Genetic And Environmental Links

Genetic predisposition and environmental factors contribute to the development of both RA and asthma. Studies have identified shared genetic markers that increase susceptibility to chronic inflammatory diseases. Variants in the HLA-DRB1 gene, a well-established risk factor for RA, have also been associated with asthma in certain populations. While the mechanisms remain under investigation, researchers suggest these alleles may influence immune regulation in a way that predisposes individuals to multiple inflammatory disorders.

Environmental exposures also play a role, particularly in genetically predisposed individuals. Cigarette smoke is a well-documented trigger for RA, increasing the risk of seropositive RA by up to 50%, particularly in individuals carrying HLA-DRB1 risk alleles. Tobacco smoke is also a well-known irritant in asthma, exacerbating airway inflammation and reducing treatment efficacy. Occupational exposures to silica, pesticides, and other airborne pollutants have been linked to higher incidences of both diseases, reinforcing the role of environmental triggers in disease development.

Distinct Diagnostic Perspectives

Distinguishing between RA and asthma in patients with overlapping symptoms requires a thorough diagnostic approach. Pulmonary function tests (PFTs) are central to this assessment. In asthma, spirometry typically reveals reversible airway obstruction, whereas RA-related lung disease, such as ILD or bronchiolitis obliterans, may present with restrictive or fixed obstructive patterns. Diffusing capacity for carbon monoxide (DLCO) measurements can further differentiate these conditions, as reduced DLCO is commonly observed in RA-ILD but not in uncomplicated asthma.

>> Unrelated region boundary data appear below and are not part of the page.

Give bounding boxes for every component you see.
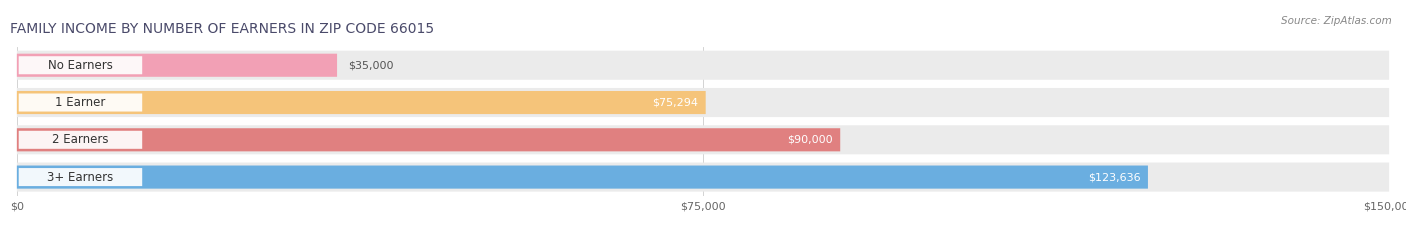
Text: 3+ Earners: 3+ Earners <box>48 171 114 184</box>
FancyBboxPatch shape <box>17 125 1389 154</box>
Text: $35,000: $35,000 <box>349 60 394 70</box>
Text: 1 Earner: 1 Earner <box>55 96 105 109</box>
FancyBboxPatch shape <box>18 168 142 186</box>
Text: $123,636: $123,636 <box>1088 172 1140 182</box>
Text: No Earners: No Earners <box>48 59 112 72</box>
Text: 2 Earners: 2 Earners <box>52 133 108 146</box>
FancyBboxPatch shape <box>17 128 841 151</box>
Text: FAMILY INCOME BY NUMBER OF EARNERS IN ZIP CODE 66015: FAMILY INCOME BY NUMBER OF EARNERS IN ZI… <box>10 22 434 36</box>
FancyBboxPatch shape <box>18 93 142 112</box>
Text: $75,294: $75,294 <box>652 98 699 107</box>
FancyBboxPatch shape <box>17 88 1389 117</box>
Text: $90,000: $90,000 <box>787 135 832 145</box>
FancyBboxPatch shape <box>17 51 1389 80</box>
FancyBboxPatch shape <box>18 56 142 74</box>
FancyBboxPatch shape <box>17 91 706 114</box>
Text: Source: ZipAtlas.com: Source: ZipAtlas.com <box>1281 16 1392 26</box>
FancyBboxPatch shape <box>17 54 337 77</box>
FancyBboxPatch shape <box>17 163 1389 192</box>
FancyBboxPatch shape <box>18 131 142 149</box>
FancyBboxPatch shape <box>17 165 1147 189</box>
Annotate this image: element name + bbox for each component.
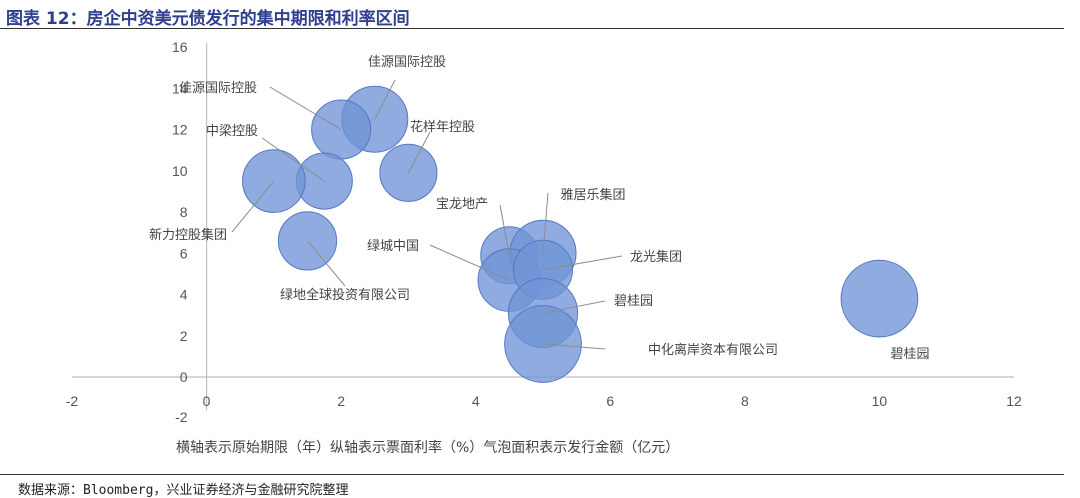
leader-line <box>307 240 346 287</box>
bubble-label: 中梁控股 <box>206 124 258 139</box>
leader-lines <box>231 79 623 350</box>
bubble-label: 花样年控股 <box>410 119 475 135</box>
bubble-label: 中化离岸资本有限公司 <box>648 342 778 358</box>
leader-line <box>542 300 606 314</box>
bubble-label: 新力控股集团 <box>149 227 227 243</box>
leader-line <box>429 244 510 281</box>
bubble <box>311 99 372 160</box>
x-tick-label: 2 <box>337 393 345 409</box>
leader-line <box>407 131 431 174</box>
y-tick-label: 8 <box>180 204 188 220</box>
y-tick-label: 0 <box>180 369 188 385</box>
source-rule <box>0 474 1064 475</box>
y-tick-label: 4 <box>180 287 188 303</box>
y-tick-label: 6 <box>180 245 188 261</box>
bubble-label: 佳源国际控股 <box>368 55 446 70</box>
x-tick-label: -2 <box>66 393 79 409</box>
y-tick-label: -2 <box>175 409 188 425</box>
leader-line <box>374 79 396 120</box>
x-tick-label: 4 <box>472 393 480 409</box>
x-tick-label: 6 <box>606 393 614 409</box>
bubble <box>840 259 919 338</box>
bubble-labels: 佳源国际控股佳源国际控股花样年控股中梁控股新力控股集团绿地全球投资有限公司宝龙地… <box>149 55 930 362</box>
bubble-label: 绿地全球投资有限公司 <box>280 287 410 303</box>
leader-line <box>542 343 606 350</box>
y-tick-label: 2 <box>180 328 188 344</box>
y-tick-label: 14 <box>172 80 188 96</box>
x-tick-label: 10 <box>872 393 888 409</box>
leader-line <box>499 204 510 256</box>
bubble-label: 佳源国际控股 <box>179 81 257 96</box>
title-rule <box>0 28 1064 29</box>
leader-line <box>542 192 549 254</box>
y-tick-label: 16 <box>172 39 188 55</box>
axis-note: 横轴表示原始期限（年）纵轴表示票面利率（%）气泡面积表示发行金额（亿元） <box>176 439 679 456</box>
source-note: 数据来源：Bloomberg，兴业证券经济与金融研究院整理 <box>18 483 349 498</box>
bubble-label: 雅居乐集团 <box>560 187 625 203</box>
y-tick-label: 12 <box>172 122 188 138</box>
leader-line <box>269 86 342 130</box>
bubble-label: 龙光集团 <box>630 249 682 265</box>
chart-title: 图表 12：房企中资美元债发行的集中期限和利率区间 <box>6 9 410 29</box>
bubble-label: 宝龙地产 <box>436 197 488 212</box>
x-tick-label: 8 <box>741 393 749 409</box>
leader-line <box>542 255 623 271</box>
x-tick-label: 12 <box>1006 393 1022 409</box>
leader-line <box>231 180 275 233</box>
bubble-label: 碧桂园 <box>614 294 653 309</box>
leader-line <box>261 137 325 182</box>
bubble-layer <box>242 85 919 383</box>
y-tick-label: 10 <box>172 163 188 179</box>
bubble-label: 碧桂园 <box>890 347 929 362</box>
chart-axes: -2 0 2 4 6 8 10 12 -2 0 2 4 6 8 10 12 14 16 <box>66 39 1022 425</box>
x-tick-label: 0 <box>203 393 211 409</box>
bubble-label: 绿城中国 <box>367 239 419 254</box>
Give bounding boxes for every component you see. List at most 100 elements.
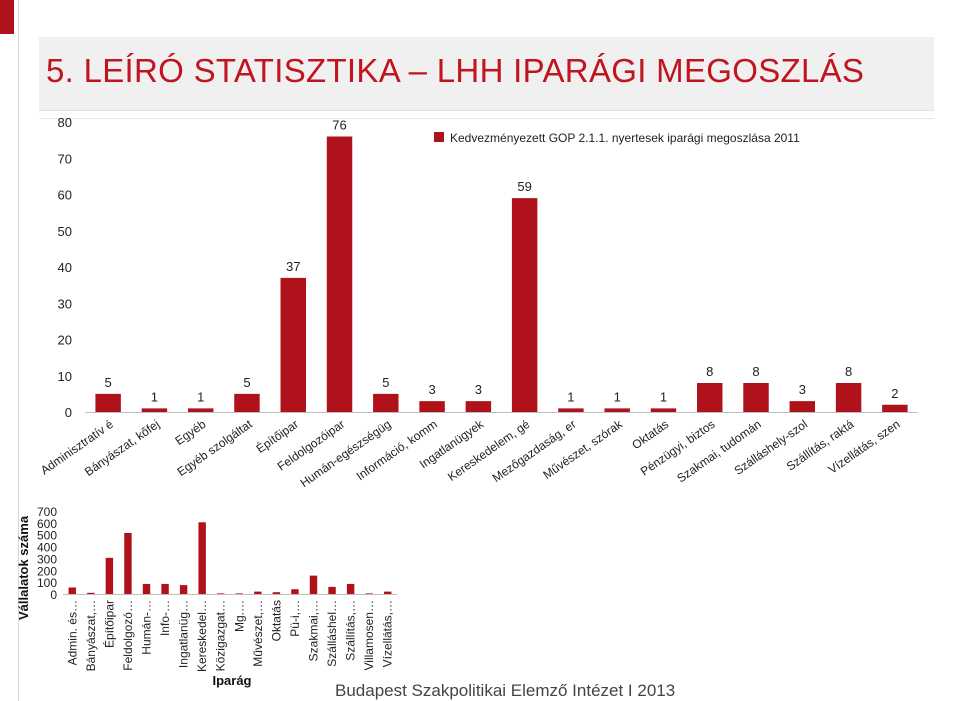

Imaging provides additional clarity when clinical presentations are ambiguous. High-resolution computed tomography (HRCT) is particularly useful in detecting RA-related lung involvement, often revealing reticular opacities, honeycombing, or ground-glass changes indicative of ILD. In contrast, asthma generally lacks persistent structural abnormalities on HRCT, though airway wall thickening and air trapping may be observed in severe cases. Bronchoscopy with bronchoalveolar lavage (BAL) can further delineate inflammatory profiles, with RA-ILD often exhibiting lymphocytic or neutrophilic inflammation, while asthma is typically associated with eosinophilic or mixed cellular profiles.

Given these complexities, a multidisciplinary approach involving rheumatologists, pulmonologists, and allergists is often necessary to establish an accurate diagnosis and optimize treatment strategies.